WFO Jackson MIC Alan Gerard displays Honored Institution award with
MAFES observer Carl Blair and WFO Observing Program Leader Carolyn Bryant (Photo: Bob Ratliff, MSU)
(May 3, 2007) -- Officials from the National Weather Service forecast office in Jackson presented the Honored Institution Award to Mississippi State University's (MSU) Mississippi Agricultural and Forestry Experiment Station (MAFES) in Starkville. This prestigious award recognizes the university for 125 years of weather observations and cooperative service to the National Weather Service.
Honored Institution Awards are presented to institutions or industrial organizations in which several people have taken observations over a period of years. These awards are presented at 25 year intervals.
MAFES Director Dr. Reuben Moore accepted the award on behalf of the university and participating staff members. Volunteers at Mississippi State University have been providing weather observations since May 1, 1882. Currently, the staff monitors and provides daily reports on temperature, precipitation, evaporation and soil temperatures to the forecast office in Jackson.

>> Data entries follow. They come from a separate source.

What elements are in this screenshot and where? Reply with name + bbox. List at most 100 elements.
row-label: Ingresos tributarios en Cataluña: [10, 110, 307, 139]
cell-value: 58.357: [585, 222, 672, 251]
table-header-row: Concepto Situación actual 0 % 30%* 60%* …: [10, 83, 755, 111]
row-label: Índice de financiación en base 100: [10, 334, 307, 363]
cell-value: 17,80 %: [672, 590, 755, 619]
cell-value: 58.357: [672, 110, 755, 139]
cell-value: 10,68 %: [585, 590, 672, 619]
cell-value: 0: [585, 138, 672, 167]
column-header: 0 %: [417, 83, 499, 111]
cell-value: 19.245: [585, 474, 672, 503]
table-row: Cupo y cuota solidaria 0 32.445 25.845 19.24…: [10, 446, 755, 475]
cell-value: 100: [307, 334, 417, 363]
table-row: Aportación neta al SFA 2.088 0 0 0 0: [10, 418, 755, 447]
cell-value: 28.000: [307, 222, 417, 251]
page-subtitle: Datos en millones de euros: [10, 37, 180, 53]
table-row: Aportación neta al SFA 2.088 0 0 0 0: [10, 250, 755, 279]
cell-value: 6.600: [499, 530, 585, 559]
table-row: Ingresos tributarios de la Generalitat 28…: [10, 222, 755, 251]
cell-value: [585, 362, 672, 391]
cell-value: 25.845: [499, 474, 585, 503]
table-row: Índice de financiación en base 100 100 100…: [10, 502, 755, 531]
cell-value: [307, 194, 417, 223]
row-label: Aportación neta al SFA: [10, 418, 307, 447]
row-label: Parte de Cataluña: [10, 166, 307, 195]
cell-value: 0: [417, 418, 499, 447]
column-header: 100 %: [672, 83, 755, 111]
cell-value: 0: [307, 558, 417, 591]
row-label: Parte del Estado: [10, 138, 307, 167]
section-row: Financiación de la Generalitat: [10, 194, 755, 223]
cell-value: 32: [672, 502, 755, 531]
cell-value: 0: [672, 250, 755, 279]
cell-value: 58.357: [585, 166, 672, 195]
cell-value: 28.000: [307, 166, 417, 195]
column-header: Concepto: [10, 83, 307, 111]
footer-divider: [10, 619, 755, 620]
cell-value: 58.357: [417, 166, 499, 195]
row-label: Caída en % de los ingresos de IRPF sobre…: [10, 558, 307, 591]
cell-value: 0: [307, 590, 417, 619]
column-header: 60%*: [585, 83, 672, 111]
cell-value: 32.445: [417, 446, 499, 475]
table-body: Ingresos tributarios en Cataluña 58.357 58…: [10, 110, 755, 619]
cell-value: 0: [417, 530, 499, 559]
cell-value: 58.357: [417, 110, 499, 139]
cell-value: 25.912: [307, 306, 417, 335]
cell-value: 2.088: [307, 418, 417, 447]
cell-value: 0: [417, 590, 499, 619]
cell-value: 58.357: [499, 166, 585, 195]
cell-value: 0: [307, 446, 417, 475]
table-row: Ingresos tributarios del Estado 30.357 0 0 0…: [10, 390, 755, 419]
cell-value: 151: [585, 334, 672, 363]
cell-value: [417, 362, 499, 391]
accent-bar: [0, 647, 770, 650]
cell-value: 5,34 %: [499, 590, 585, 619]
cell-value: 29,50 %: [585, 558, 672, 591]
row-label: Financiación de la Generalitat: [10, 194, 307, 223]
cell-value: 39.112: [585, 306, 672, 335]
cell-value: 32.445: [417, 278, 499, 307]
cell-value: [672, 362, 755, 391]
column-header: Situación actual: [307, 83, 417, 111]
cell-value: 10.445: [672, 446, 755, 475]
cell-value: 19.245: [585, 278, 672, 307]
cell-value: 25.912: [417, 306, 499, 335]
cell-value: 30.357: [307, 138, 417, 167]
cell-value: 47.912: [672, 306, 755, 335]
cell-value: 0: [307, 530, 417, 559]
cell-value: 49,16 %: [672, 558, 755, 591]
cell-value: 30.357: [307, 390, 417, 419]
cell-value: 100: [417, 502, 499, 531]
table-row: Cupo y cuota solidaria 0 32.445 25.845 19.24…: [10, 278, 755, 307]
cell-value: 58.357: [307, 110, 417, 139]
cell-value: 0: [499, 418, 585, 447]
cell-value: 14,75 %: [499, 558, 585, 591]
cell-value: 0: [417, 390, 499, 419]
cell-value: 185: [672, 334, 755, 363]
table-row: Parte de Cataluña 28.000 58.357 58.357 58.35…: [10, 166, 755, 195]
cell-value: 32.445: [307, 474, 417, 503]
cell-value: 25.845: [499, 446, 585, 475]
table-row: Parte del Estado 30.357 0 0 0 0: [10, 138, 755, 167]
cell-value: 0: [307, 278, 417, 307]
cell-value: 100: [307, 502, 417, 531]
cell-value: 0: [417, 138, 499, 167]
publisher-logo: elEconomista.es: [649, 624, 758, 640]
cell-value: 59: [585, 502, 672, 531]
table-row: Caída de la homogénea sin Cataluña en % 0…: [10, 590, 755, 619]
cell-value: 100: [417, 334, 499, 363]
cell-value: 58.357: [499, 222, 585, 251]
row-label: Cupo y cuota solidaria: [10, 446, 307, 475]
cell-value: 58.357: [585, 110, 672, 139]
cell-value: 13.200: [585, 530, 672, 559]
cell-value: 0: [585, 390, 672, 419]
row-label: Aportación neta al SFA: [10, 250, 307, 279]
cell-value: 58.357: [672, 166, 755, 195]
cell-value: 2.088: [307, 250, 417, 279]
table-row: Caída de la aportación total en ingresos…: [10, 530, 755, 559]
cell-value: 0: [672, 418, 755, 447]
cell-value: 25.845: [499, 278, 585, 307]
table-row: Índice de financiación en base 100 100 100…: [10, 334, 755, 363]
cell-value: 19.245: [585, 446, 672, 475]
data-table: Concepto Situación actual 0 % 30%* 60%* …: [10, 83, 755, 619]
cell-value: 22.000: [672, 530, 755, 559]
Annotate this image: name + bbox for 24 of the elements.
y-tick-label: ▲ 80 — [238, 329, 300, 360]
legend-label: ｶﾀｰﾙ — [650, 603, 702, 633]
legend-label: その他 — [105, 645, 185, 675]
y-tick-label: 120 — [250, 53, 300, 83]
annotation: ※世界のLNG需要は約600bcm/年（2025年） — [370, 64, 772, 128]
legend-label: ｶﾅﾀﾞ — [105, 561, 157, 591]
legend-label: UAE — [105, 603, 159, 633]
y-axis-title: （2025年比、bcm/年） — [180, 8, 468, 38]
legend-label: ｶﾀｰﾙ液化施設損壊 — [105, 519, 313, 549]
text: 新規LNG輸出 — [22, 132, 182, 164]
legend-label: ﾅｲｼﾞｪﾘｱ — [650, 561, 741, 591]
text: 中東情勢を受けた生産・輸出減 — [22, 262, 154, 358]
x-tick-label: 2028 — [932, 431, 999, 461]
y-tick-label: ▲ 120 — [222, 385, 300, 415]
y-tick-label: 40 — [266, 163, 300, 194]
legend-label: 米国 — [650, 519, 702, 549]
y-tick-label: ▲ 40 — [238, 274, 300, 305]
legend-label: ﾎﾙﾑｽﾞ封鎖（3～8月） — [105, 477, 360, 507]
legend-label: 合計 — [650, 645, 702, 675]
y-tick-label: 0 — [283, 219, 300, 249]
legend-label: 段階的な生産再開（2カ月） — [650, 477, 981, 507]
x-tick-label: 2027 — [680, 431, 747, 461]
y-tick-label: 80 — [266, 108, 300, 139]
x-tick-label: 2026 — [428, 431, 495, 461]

"The collection of critical data by the team at MSU, as well as the thousands of cooperative observers across the nation, serves as the bedrock of weather data analysis", said Steven Cooper, acting director of the National Weather Service Southern Region. "Computer models, satellites and other data collection breakthroughs are excellent tools for forecasts and warnings. But, without the century-long accumulation of accurate weather observations taken by volunteer observers, scientists could not begin to adequately describe the climate of the United States."